Mal dans sa peau, Manu étouffe dans sa société. Incapable d’imaginer son avenir dans un tel contexte, il fuit, voyage, vit au jour le jour. Sans trop savoir où il pourra dormir, il se laisse bousculer par les rencontres et le hasard. Il y a d’abord les États-Unis qui fascinent tous les Français et Montréal où il croise un jeune homme qui pense faire le tour du monde en voilier, mais qui ne partira jamais. Une rencontre marquante. Il apprendra plus tard, que ce garçon s’est suicidé. Est-ce ce qui arrive à ceux qui tournent le dos à ses rêves?
Manu se retrouve à l’auberge de jeunesse de Tadoussac où des marginaux hibernent pendant l’hiver. Tous attendent les jours chauds en échafaudant des projets. Ce sont des déracinés qui s’étourdissent à la moindre occasion, vivent l’instant sans trop poser de questions.
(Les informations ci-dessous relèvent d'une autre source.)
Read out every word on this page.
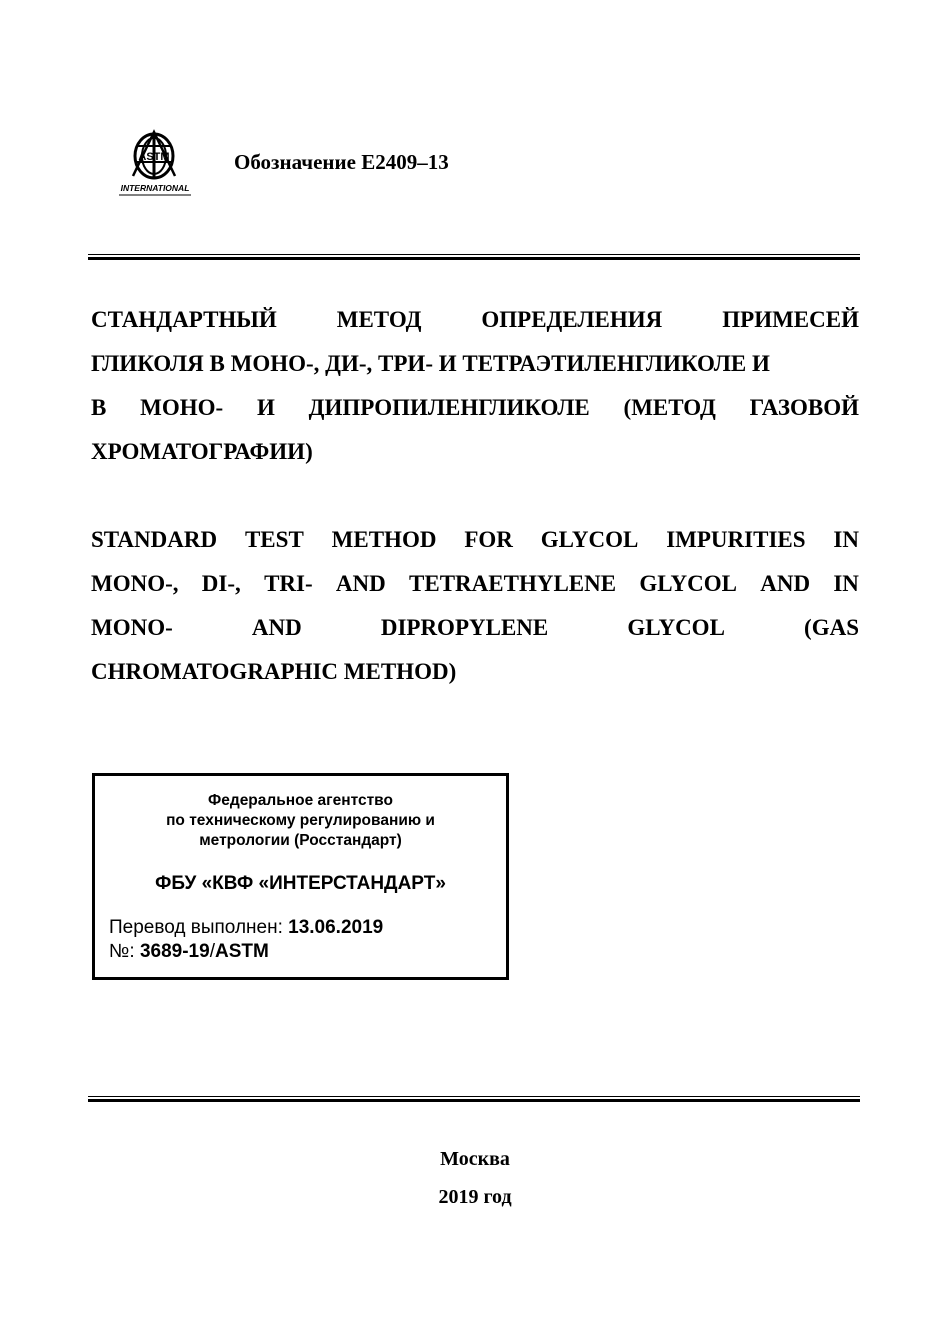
ASTM
INTERNATIONAL
Обозначение E2409–13
СТАНДАРТНЫЙ	МЕТОД	ОПРЕДЕЛЕНИЯ	ПРИМЕСЕЙ
ГЛИКОЛЯ В МОНО-, ДИ-, ТРИ- И ТЕТРАЭТИЛЕНГЛИКОЛЕ И
В МОНО- И ДИПРОПИЛЕНГЛИКОЛЕ (МЕТОД ГАЗОВОЙ
ХРОМАТОГРАФИИ)
STANDARD TEST METHOD FOR GLYCOL IMPURITIES IN
MONO-, DI-, TRI- AND TETRAETHYLENE GLYCOL AND IN
MONO-	AND	DIPROPYLENE	GLYCOL	(GAS
CHROMATOGRAPHIC METHOD)
Федеральное агентство
по техническому регулированию и
метрологии (Росстандарт)
ФБУ «КВФ «ИНТЕРСТАНДАРТ»
Перевод выполнен: 13.06.2019
№: 3689-19/ASTM
Москва
2019 год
Une rencontre, un sourire et peut-être que l’avenir s’avance dans le lointain.
Nature
Manu est fasciné par ce pays de démesure, de froid et de glace qui recouvre la baie de Tadoussac. Il découvre les excursions avec les chiens, y trouve un apaisement, une forme d’engourdissement peut-être.
Quand il doit retourner en France (question de visa), il retombe dans les mêmes ornières. Il se heurte à son père qui devient l’image de ce qu’il sera dans quelques années s’il se laisse happer par le quotidien et l’amour. La femme devient un piège qui castre l’homme en le sédentarisant. Il retrouve Françoise qu’il a croisée à Tadoussac, séjourne en Bretagne, mais comprend vite que cet amour est impossible. Pourquoi pas l’armée! Un an à n’être personne, à n’être nulle part.
Il rencontre une artiste-peintre à sa libération, travaille dans une banque, au service des archives pour survivre. Le quotidien, malgré l’amour, malgré l’exultation des corps le rattrape. Manu n’arrive pas à chasser son mal à l’âme. Il doit se remettre en mouvement pour être pleinement vivant.
Tadoussac
À Tadoussac, plusieurs sont partis, d’autres occupent les petites chambres de l’auberge. Les projets d’André, le patron de la maison de jeunesse, happent tout le monde. Un bistrot, le ski dans les dunes de sable. Manu vit au jour le jour, travaille pour gagner sa bouffe et avoir une place pour dormir. Des filles arrivent et repartent. Il pourrait y avoir là une façon de secouer la grisaille mais le mal existentiel s’incruste. Toujours. Il revit quand il s’égare sur les routes, prend des photos. Son rêve de devenir reporter de guerre peut-être, d’être là où ça compte, où ça se passe s’éloigne un peu plus à chaque jour.
Manu sait que sa vie va dans toutes le directions et qu’il n’arrive pas à trouver une passion qui le pousse hors de soi. Il se sent comme le vieux bateau qu’ils ont radoubé et qui a fini par couler près du quai.
Il y a surtout cette plongée dans le petit monde de Tadoussac. C’est senti, vécu, vibrant. Un portrait saisissant de cette communauté qui respire à peine en hiver et qui s’éclate quand vient les premiers rayons du soleil. Une description minutieuse de plusieurs marginaux qui vivent sans trop regarder autour d’eux. Souvent émouvant et touchant.
Toujours juste, beau et bien senti. Manu devra reprendre la route parce que l’utopie, on le sait, attend au prochain détour, au creux d’une colline. Ce qui importe, c’est le mouvement, l’élan, l’espoir qui change tout. Peut-être qu’il n’y a que le nomadisme pour garder l’être en éveil. On peut le croire à lire ce beau roman de Pascal Millet.
«Québec aller simple» de Pascal Millet est paru aux Éditions XYZ.